During this week when we anticipate the celebration of the Dr. King’s national holiday, I want to pay tribute to some folks, some have forgotten and others never knew in a small corner of the world that was economically and politically insignificant and steeped in the traditions of the deep South as much as any place in the Mississippi Delta, my own hometown of White Springs, Florida. A small school, South Hamilton Elementary, and a group of adults, educators and everyday citizens, who modeled for many students “how” to live and the fact that “respect wins respect.” It wasn’t easy for any of them, but they did it in their own way, and they did it at a time of major social transition, the full desegregation of the schools. In many parts of the nation, buildings burned, folks marched and fought, but in our corner of the world, peace prevailed despite many differences, and, this was due, to the “calm,” “professionalism” and striving for peace and understanding in a small corner of the world in the Deep South here in north Florida. There may be some who will point to the faults these individuals had, and just like the one writing this column, and the ones who are reading it, there was not perfection, but what there was, a willingness to try, a willingness to cooperate, a willingness to give life and love and all that it entails a chance. Utopia? Hardly. It was the Best of times and the Worst of times, but their example did provide a big step in the right direction of smoothing the pathway for a better tomorrow, and, through example, teaching us “how to think” and not “what to think.” Big difference.
One of the greatest things parents in today’s world can do is to make a new commitment to spend more time with your children and actually put some time into “raising them.” This task won’t be easy, and it is a task. It demands, many times laying aside personal prejudices and inculcated cultural beliefs and having faith in others. You cannot be the single inspiration in your child’s life, he or she will come into contact with others. How you treat those individuals and what you say about them will have as much an influence on the life of your child as anything. If you value education, your child will value education. If you don’t value it, your child won’t value it. If you speak well and support your child’s school and teachers, he or she will learn that, despite, occasional differences, respect is an important factor in getting along in the world.

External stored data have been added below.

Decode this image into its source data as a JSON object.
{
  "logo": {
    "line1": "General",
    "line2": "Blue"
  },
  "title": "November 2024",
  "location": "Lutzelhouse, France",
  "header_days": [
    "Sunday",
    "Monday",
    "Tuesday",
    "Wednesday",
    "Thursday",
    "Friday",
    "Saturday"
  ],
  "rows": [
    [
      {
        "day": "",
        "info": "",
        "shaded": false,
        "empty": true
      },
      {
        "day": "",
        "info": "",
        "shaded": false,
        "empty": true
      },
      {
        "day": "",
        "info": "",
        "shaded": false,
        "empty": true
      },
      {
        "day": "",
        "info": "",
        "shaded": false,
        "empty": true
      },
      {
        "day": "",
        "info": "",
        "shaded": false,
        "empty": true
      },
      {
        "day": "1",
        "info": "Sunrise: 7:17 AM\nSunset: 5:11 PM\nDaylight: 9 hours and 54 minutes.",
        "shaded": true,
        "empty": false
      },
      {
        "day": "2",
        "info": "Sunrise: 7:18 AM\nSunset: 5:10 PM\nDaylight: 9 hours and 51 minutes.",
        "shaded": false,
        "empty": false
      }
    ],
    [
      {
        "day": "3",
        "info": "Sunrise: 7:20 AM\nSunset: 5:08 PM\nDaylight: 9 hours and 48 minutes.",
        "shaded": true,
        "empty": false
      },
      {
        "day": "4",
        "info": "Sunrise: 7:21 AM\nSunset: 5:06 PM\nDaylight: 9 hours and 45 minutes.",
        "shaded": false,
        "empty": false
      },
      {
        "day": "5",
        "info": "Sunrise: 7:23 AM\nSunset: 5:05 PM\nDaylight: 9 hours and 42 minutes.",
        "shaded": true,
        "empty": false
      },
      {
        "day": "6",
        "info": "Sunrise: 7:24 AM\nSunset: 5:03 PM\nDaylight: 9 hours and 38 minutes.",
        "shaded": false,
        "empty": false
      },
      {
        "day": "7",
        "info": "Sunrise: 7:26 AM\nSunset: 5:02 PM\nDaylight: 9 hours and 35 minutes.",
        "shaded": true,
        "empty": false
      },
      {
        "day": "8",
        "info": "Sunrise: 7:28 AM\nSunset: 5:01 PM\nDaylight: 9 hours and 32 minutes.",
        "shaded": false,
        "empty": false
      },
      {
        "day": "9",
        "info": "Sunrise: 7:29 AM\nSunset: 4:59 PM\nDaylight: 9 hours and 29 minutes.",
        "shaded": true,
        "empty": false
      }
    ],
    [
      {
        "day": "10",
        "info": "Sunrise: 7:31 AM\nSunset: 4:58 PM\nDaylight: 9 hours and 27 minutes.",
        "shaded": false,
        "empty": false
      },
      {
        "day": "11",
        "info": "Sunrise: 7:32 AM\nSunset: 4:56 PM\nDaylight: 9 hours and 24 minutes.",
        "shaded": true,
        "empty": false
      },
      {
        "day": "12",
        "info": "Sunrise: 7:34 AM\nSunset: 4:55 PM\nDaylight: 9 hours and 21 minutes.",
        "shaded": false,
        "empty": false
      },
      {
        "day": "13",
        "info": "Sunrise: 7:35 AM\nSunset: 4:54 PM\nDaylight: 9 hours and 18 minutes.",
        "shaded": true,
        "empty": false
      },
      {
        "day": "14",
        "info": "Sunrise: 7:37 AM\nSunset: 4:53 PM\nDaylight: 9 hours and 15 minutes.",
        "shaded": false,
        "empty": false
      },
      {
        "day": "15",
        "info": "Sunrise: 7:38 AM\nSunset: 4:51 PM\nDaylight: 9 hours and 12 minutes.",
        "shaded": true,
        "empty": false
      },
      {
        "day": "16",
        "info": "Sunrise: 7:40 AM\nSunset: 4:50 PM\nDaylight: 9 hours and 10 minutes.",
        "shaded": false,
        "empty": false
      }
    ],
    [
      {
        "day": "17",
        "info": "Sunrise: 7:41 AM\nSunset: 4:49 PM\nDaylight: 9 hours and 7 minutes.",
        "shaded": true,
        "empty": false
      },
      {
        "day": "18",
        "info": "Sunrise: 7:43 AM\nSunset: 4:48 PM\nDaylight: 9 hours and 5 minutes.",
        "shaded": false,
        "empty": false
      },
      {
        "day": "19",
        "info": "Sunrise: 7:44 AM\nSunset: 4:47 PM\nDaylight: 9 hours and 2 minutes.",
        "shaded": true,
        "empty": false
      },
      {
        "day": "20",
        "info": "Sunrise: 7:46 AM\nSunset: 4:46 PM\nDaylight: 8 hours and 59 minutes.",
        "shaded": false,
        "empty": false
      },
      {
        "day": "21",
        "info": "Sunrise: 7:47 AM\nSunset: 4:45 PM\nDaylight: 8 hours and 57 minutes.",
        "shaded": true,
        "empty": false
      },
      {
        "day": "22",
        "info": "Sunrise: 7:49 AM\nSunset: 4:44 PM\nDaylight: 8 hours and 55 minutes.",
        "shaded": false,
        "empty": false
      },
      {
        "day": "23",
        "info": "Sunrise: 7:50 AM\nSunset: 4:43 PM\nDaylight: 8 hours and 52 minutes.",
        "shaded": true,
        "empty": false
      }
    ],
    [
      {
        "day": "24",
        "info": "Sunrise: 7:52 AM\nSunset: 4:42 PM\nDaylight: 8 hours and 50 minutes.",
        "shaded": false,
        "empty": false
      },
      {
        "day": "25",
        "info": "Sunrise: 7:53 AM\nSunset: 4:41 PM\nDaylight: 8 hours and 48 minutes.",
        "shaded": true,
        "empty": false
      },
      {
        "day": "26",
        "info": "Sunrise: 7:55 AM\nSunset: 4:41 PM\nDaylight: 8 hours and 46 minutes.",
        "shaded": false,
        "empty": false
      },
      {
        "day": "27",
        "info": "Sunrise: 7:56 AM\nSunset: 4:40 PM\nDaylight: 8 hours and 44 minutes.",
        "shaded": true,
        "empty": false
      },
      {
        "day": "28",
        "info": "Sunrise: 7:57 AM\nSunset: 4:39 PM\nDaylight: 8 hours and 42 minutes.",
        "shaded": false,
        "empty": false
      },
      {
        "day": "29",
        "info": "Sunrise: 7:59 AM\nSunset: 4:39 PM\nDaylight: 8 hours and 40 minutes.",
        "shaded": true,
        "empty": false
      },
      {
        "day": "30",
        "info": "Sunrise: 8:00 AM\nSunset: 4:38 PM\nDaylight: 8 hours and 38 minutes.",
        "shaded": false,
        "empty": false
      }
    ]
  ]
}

In today’s world, if anything, there may be more turmoil, more mistrust, more lack of tolerance than there was more than 50 years ago, I don’t know. What I do know is there is always the opportunity to do “for others” and “to do” in a way that is positive and kind. If each of us will work to do that, we might move towards a better tomorrow and realize the dream for which Dr. King gave his life for a more than half century ago. It’s worth trying on a daily basis. He did, and his dream lives on. The dream lives, but we must help the dream be realized, and that means working at it on a daily basis.
I deeply apologize for the misinformation given in my column about the retirement of Mrs. McManus from the Stephen Foster gift shop. It is not true. Through the years we have seen many changes occur at Stephen Foster and will see many more. My advice to vendors, and I am not one, is to take your concerns directly to the Park Manager. This is called a chain of command. Again, my sincere apologies to the staff of the Stephen Foster Folk Culture Center State Park and to Mrs. McManus.
From the Eight Mile Still on the Woodpecker Route north of White Springs, wishing you a day filed with joy, peace, and, above all, lots of love and laughter.